ULTRAKONTINENTAL

June 12 - July 5, 2014

Odon Wagner Contemporary is pleased to present our first solo exhibition for German abstract artist, Jan Kolata. 

ULTRAKONTINENTAL will feature Kolata's latest colour saturated abstract paintings and runs from JUNE 12 – JULY 5, 2014.

View Catalogue Online: Click Here

Opening Reception with artist: Thursday, June 12, 6-9pm

RSVP to Reception: Click Here

Excerpt by Bernd Finkeldey:

"One of Jan Kolata’s groups of works is on canvas, which takes up colour, quasi soaks it up, becomes dyed with it. The artist himself claims his credo to be: “painting is like cleaning”. And he sticks to it, mixing the paint needed for his works himself. Initially oil with casein, then acrylic paint with casein and nowadays only acrylic paint that he dilutes and pours onto the substrate. In so doing, it is in his power to form pools of paint, create rivulets, make outlets, let fresh paint repeatedly rain over the substrate and the first layer of paint, to form parallel or even complementary runs. Pools and rivulets are then smeared, smudged or dabbed with a cloth to create surfaces within the painting and to combine the individual layers of paint. 
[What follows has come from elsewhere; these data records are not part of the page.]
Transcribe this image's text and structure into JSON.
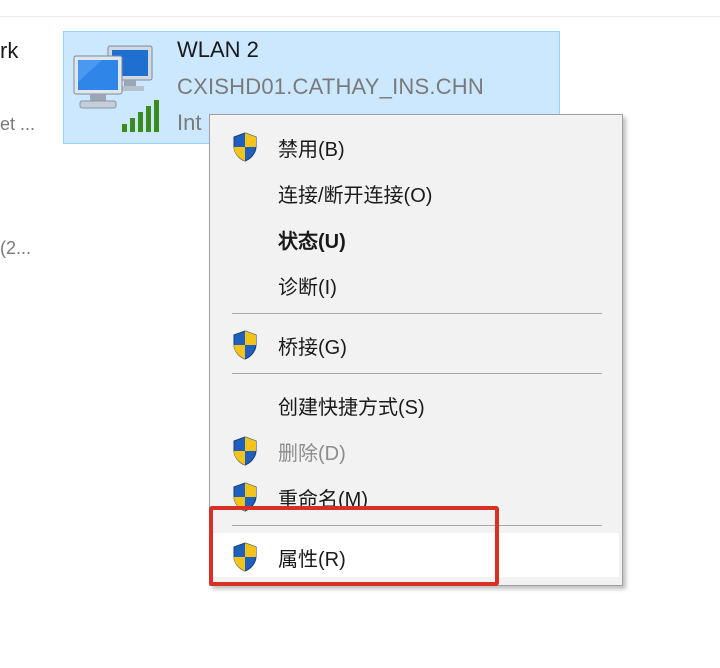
{
  "left_fragments": {
    "top_label": "rk",
    "mid_label": "et ...",
    "lower_label": "(2..."
  },
  "adapter": {
    "name": "WLAN 2",
    "network": "CXISHD01.CATHAY_INS.CHN",
    "device": "Int"
  },
  "menu": {
    "items": [
      {
        "label": "禁用(B)",
        "icon": "uac-shield-icon"
      },
      {
        "label": "连接/断开连接(O)"
      },
      {
        "label": "状态(U)",
        "bold": true
      },
      {
        "label": "诊断(I)"
      },
      {
        "label": "桥接(G)",
        "icon": "uac-shield-icon"
      },
      {
        "label": "创建快捷方式(S)"
      },
      {
        "label": "删除(D)",
        "icon": "uac-shield-icon",
        "disabled": true
      },
      {
        "label": "重命名(M)",
        "icon": "uac-shield-icon"
      },
      {
        "label": "属性(R)",
        "icon": "uac-shield-icon",
        "hover": true
      }
    ]
  },
  "colors": {
    "selection": "#cce8ff",
    "highlight_box": "#d93025",
    "menu_bg": "#f2f2f2"
  }
}
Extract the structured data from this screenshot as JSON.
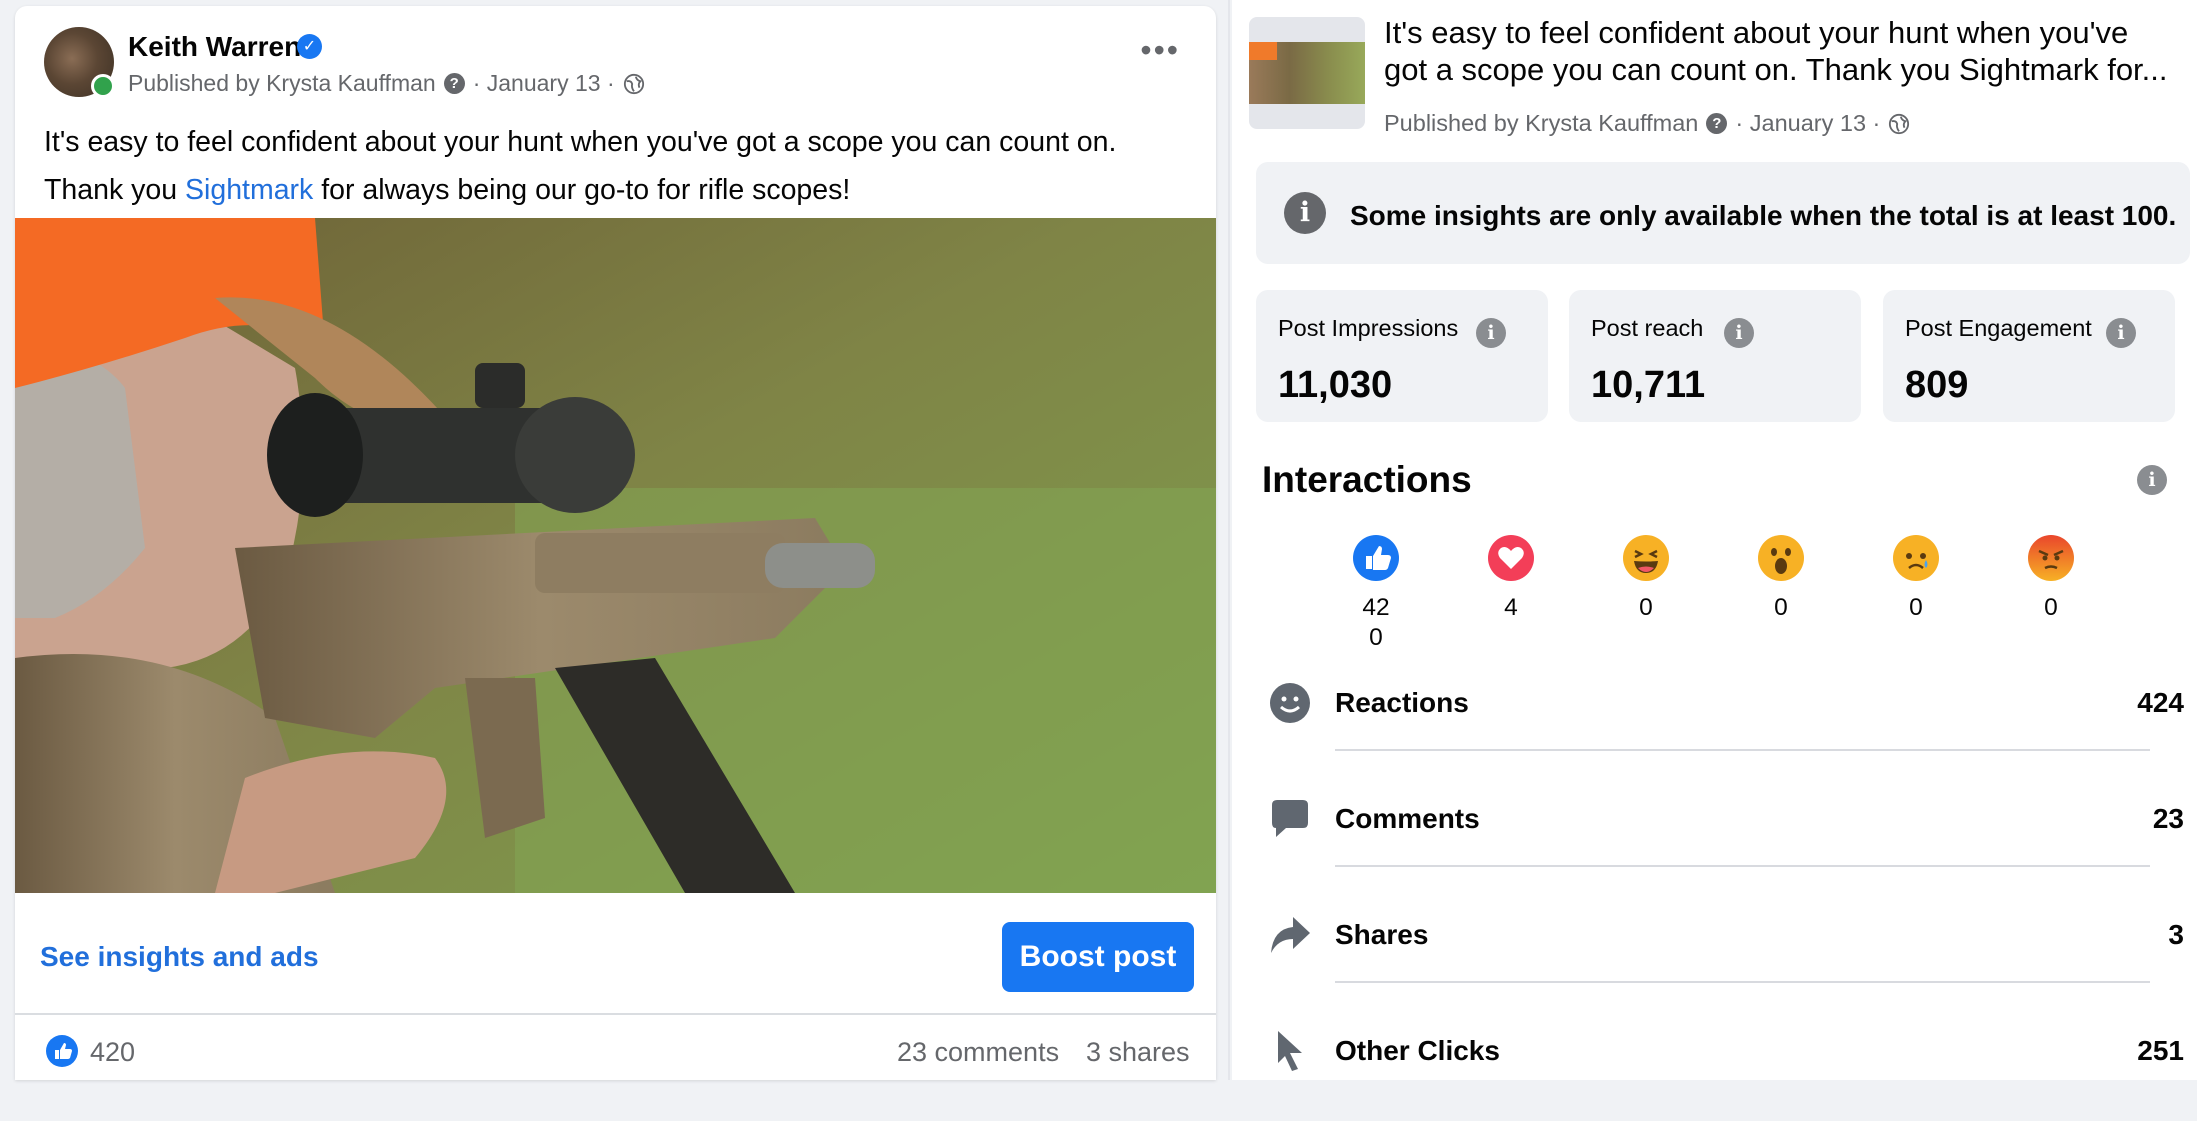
{
  "post": {
    "author": "Keith Warren",
    "published_by": "Published by Krysta Kauffman",
    "date": "· January 13 ·",
    "text_line1": "It's easy to feel confident about your hunt when you've got a scope you can count on.",
    "text_line2_prefix": "Thank you ",
    "text_line2_link": "Sightmark",
    "text_line2_suffix": " for always being our go-to for rifle scopes!",
    "see_insights": "See insights and ads",
    "boost": "Boost post",
    "likes": "420",
    "comments": "23 comments",
    "shares": "3 shares",
    "more_icon": "more-horizontal-icon"
  },
  "panel": {
    "title_line1": "It's easy to feel confident about your hunt when you've",
    "title_line2": "got a scope you can count on. Thank you Sightmark for...",
    "published_by": "Published by Krysta Kauffman",
    "date": "· January 13 ·",
    "notice": "Some insights are only available when the total is at least 100.",
    "metrics": [
      {
        "label": "Post Impressions",
        "value": "11,030"
      },
      {
        "label": "Post reach",
        "value": "10,711"
      },
      {
        "label": "Post Engagement",
        "value": "809"
      }
    ],
    "interactions_title": "Interactions",
    "reactions": [
      {
        "name": "like",
        "value": "420"
      },
      {
        "name": "love",
        "value": "4"
      },
      {
        "name": "haha",
        "value": "0"
      },
      {
        "name": "wow",
        "value": "0"
      },
      {
        "name": "sad",
        "value": "0"
      },
      {
        "name": "angry",
        "value": "0"
      }
    ],
    "rows": [
      {
        "label": "Reactions",
        "value": "424",
        "icon": "smiley-icon"
      },
      {
        "label": "Comments",
        "value": "23",
        "icon": "comment-icon"
      },
      {
        "label": "Shares",
        "value": "3",
        "icon": "share-icon"
      },
      {
        "label": "Other Clicks",
        "value": "251",
        "icon": "cursor-icon"
      }
    ]
  },
  "colors": {
    "accent": "#1877f2",
    "link": "#216fdb",
    "secondary_text": "#65676b",
    "panel_gray": "#f0f2f5"
  }
}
What we finally get to see are organic-looking planes of colour that hover weightlessly in their given pictorial space. One might feel reminded of a deep-sea underwater world, but who has actually seen one to make the comparison? Let us therefore stick to a certain degree of realism and view his paintings for and as themselves. His works draw the eye to patches of homogeneous colour, to transparent layers of varnish that show other layers lying beneath, ultimately letting the viewer see into the depths of the painting without ever reaching the bottom. Imagery thus appears before our eyes that is not only fascinating, but also poses a challenge for both eyes as well as the entire active grey matter of the viewer. 
This is also true of the new group of paintings that Jan Kolata has been creating on primed canvas or on polyester. The paint the artist pours onto the substrate and then removes using the sort of squeegee used for cleaning buildings initially leaves only a few traces and smears of colour on such a surface. It takes several repetitions before a certain degree of colour consolidation can be achieved. 
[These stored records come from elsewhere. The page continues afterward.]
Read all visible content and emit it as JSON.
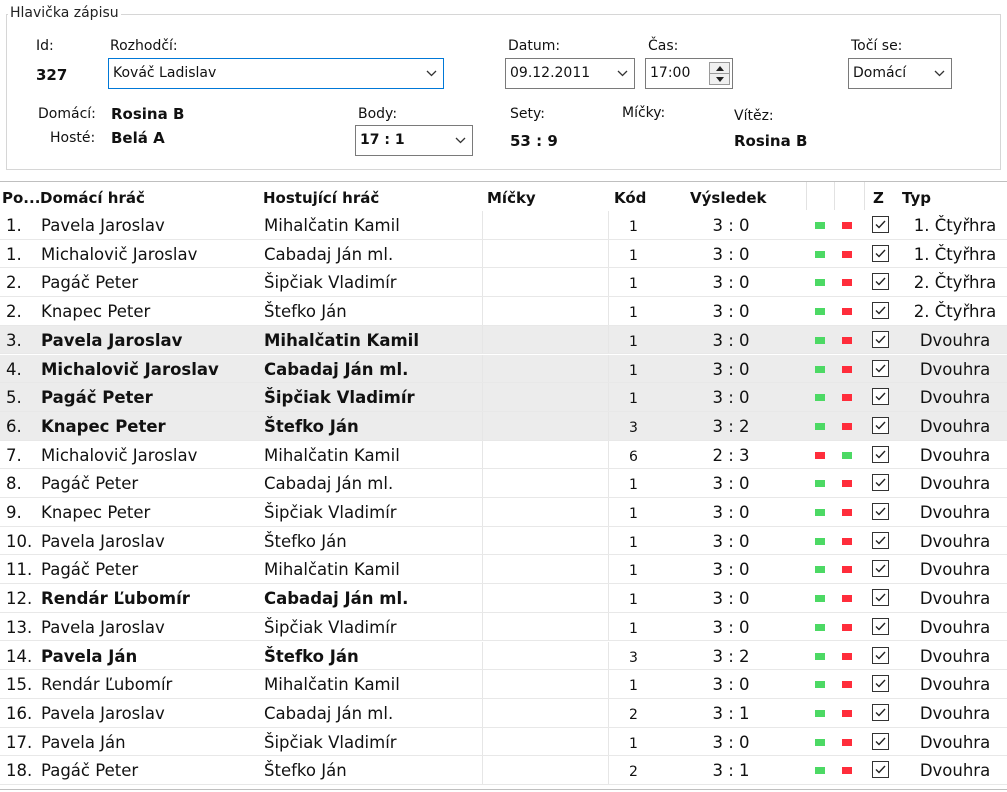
{
  "header": {
    "group_title": "Hlavička zápisu",
    "id_label": "Id:",
    "id_value": "327",
    "referee_label": "Rozhodčí:",
    "referee_value": "Kováč Ladislav",
    "date_label": "Datum:",
    "date_value": "09.12.2011",
    "time_label": "Čas:",
    "time_value": "17:00",
    "serve_label": "Točí se:",
    "serve_value": "Domácí",
    "home_label": "Domácí:",
    "home_value": "Rosina B",
    "away_label": "Hosté:",
    "away_value": "Belá A",
    "points_label": "Body:",
    "points_value": "17 : 1",
    "sets_label": "Sety:",
    "sets_value": "53 : 9",
    "balls_label": "Míčky:",
    "winner_label": "Vítěz:",
    "winner_value": "Rosina B"
  },
  "columns": {
    "order": "Po...",
    "home_player": "Domácí hráč",
    "away_player": "Hostující hráč",
    "balls": "Míčky",
    "code": "Kód",
    "result": "Výsledek",
    "z": "Z",
    "type": "Typ"
  },
  "colors": {
    "win": "#4cd964",
    "loss": "#ff2d3b",
    "selected_row": "#ececec",
    "focus_border": "#0078d7"
  },
  "rows": [
    {
      "order": "1.",
      "home": "Pavela Jaroslav",
      "away": "Mihalčatin Kamil",
      "code": "1",
      "result": "3 : 0",
      "home_won": true,
      "checked": true,
      "type": "1. Čtyřhra",
      "bold": false,
      "selected": false
    },
    {
      "order": "1.",
      "home": "Michalovič Jaroslav",
      "away": "Cabadaj Ján ml.",
      "code": "1",
      "result": "3 : 0",
      "home_won": true,
      "checked": true,
      "type": "1. Čtyřhra",
      "bold": false,
      "selected": false
    },
    {
      "order": "2.",
      "home": "Pagáč Peter",
      "away": "Šipčiak Vladimír",
      "code": "1",
      "result": "3 : 0",
      "home_won": true,
      "checked": true,
      "type": "2. Čtyřhra",
      "bold": false,
      "selected": false
    },
    {
      "order": "2.",
      "home": "Knapec Peter",
      "away": "Štefko Ján",
      "code": "1",
      "result": "3 : 0",
      "home_won": true,
      "checked": true,
      "type": "2. Čtyřhra",
      "bold": false,
      "selected": false
    },
    {
      "order": "3.",
      "home": "Pavela Jaroslav",
      "away": "Mihalčatin Kamil",
      "code": "1",
      "result": "3 : 0",
      "home_won": true,
      "checked": true,
      "type": "Dvouhra",
      "bold": true,
      "selected": true
    },
    {
      "order": "4.",
      "home": "Michalovič Jaroslav",
      "away": "Cabadaj Ján ml.",
      "code": "1",
      "result": "3 : 0",
      "home_won": true,
      "checked": true,
      "type": "Dvouhra",
      "bold": true,
      "selected": true
    },
    {
      "order": "5.",
      "home": "Pagáč Peter",
      "away": "Šipčiak Vladimír",
      "code": "1",
      "result": "3 : 0",
      "home_won": true,
      "checked": true,
      "type": "Dvouhra",
      "bold": true,
      "selected": true
    },
    {
      "order": "6.",
      "home": "Knapec Peter",
      "away": "Štefko Ján",
      "code": "3",
      "result": "3 : 2",
      "home_won": true,
      "checked": true,
      "type": "Dvouhra",
      "bold": true,
      "selected": true
    },
    {
      "order": "7.",
      "home": "Michalovič Jaroslav",
      "away": "Mihalčatin Kamil",
      "code": "6",
      "result": "2 : 3",
      "home_won": false,
      "checked": true,
      "type": "Dvouhra",
      "bold": false,
      "selected": false
    },
    {
      "order": "8.",
      "home": "Pagáč Peter",
      "away": "Cabadaj Ján ml.",
      "code": "1",
      "result": "3 : 0",
      "home_won": true,
      "checked": true,
      "type": "Dvouhra",
      "bold": false,
      "selected": false
    },
    {
      "order": "9.",
      "home": "Knapec Peter",
      "away": "Šipčiak Vladimír",
      "code": "1",
      "result": "3 : 0",
      "home_won": true,
      "checked": true,
      "type": "Dvouhra",
      "bold": false,
      "selected": false
    },
    {
      "order": "10.",
      "home": "Pavela Jaroslav",
      "away": "Štefko Ján",
      "code": "1",
      "result": "3 : 0",
      "home_won": true,
      "checked": true,
      "type": "Dvouhra",
      "bold": false,
      "selected": false
    },
    {
      "order": "11.",
      "home": "Pagáč Peter",
      "away": "Mihalčatin Kamil",
      "code": "1",
      "result": "3 : 0",
      "home_won": true,
      "checked": true,
      "type": "Dvouhra",
      "bold": false,
      "selected": false
    },
    {
      "order": "12.",
      "home": "Rendár Ľubomír",
      "away": "Cabadaj Ján ml.",
      "code": "1",
      "result": "3 : 0",
      "home_won": true,
      "checked": true,
      "type": "Dvouhra",
      "bold": true,
      "selected": false
    },
    {
      "order": "13.",
      "home": "Pavela Jaroslav",
      "away": "Šipčiak Vladimír",
      "code": "1",
      "result": "3 : 0",
      "home_won": true,
      "checked": true,
      "type": "Dvouhra",
      "bold": false,
      "selected": false
    },
    {
      "order": "14.",
      "home": "Pavela Ján",
      "away": "Štefko Ján",
      "code": "3",
      "result": "3 : 2",
      "home_won": true,
      "checked": true,
      "type": "Dvouhra",
      "bold": true,
      "selected": false
    },
    {
      "order": "15.",
      "home": "Rendár Ľubomír",
      "away": "Mihalčatin Kamil",
      "code": "1",
      "result": "3 : 0",
      "home_won": true,
      "checked": true,
      "type": "Dvouhra",
      "bold": false,
      "selected": false
    },
    {
      "order": "16.",
      "home": "Pavela Jaroslav",
      "away": "Cabadaj Ján ml.",
      "code": "2",
      "result": "3 : 1",
      "home_won": true,
      "checked": true,
      "type": "Dvouhra",
      "bold": false,
      "selected": false
    },
    {
      "order": "17.",
      "home": "Pavela Ján",
      "away": "Šipčiak Vladimír",
      "code": "1",
      "result": "3 : 0",
      "home_won": true,
      "checked": true,
      "type": "Dvouhra",
      "bold": false,
      "selected": false
    },
    {
      "order": "18.",
      "home": "Pagáč Peter",
      "away": "Štefko Ján",
      "code": "2",
      "result": "3 : 1",
      "home_won": true,
      "checked": true,
      "type": "Dvouhra",
      "bold": false,
      "selected": false
    }
  ]
}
Jan Kolata pours pools of colour, pulls them apart, lets them expand and grow. He wipes paint off to reduce the size of these pools, he over-paints them with broad brush strokes, only to partially remove them again with a sweep of the squeegee, ultimately creating planes of colour while uncovering other, transparent layers. He works in an intuitive manner, sometimes even unintentionally. But this technique lets him create paintings of complex colours, of complementary contrasts, of colours that blend and mix materially and visually, of surfaces and pictorial spaces, of designated and exposed layers of colour, all of which contribute to the overall appearance of his paintings and together let them shine. Jan Kolata creates paintings for binocular viewing and multidimensional visual perception. These are then, as Hockney might well agree, truly exciting perspectives and challenges for the human visual experience."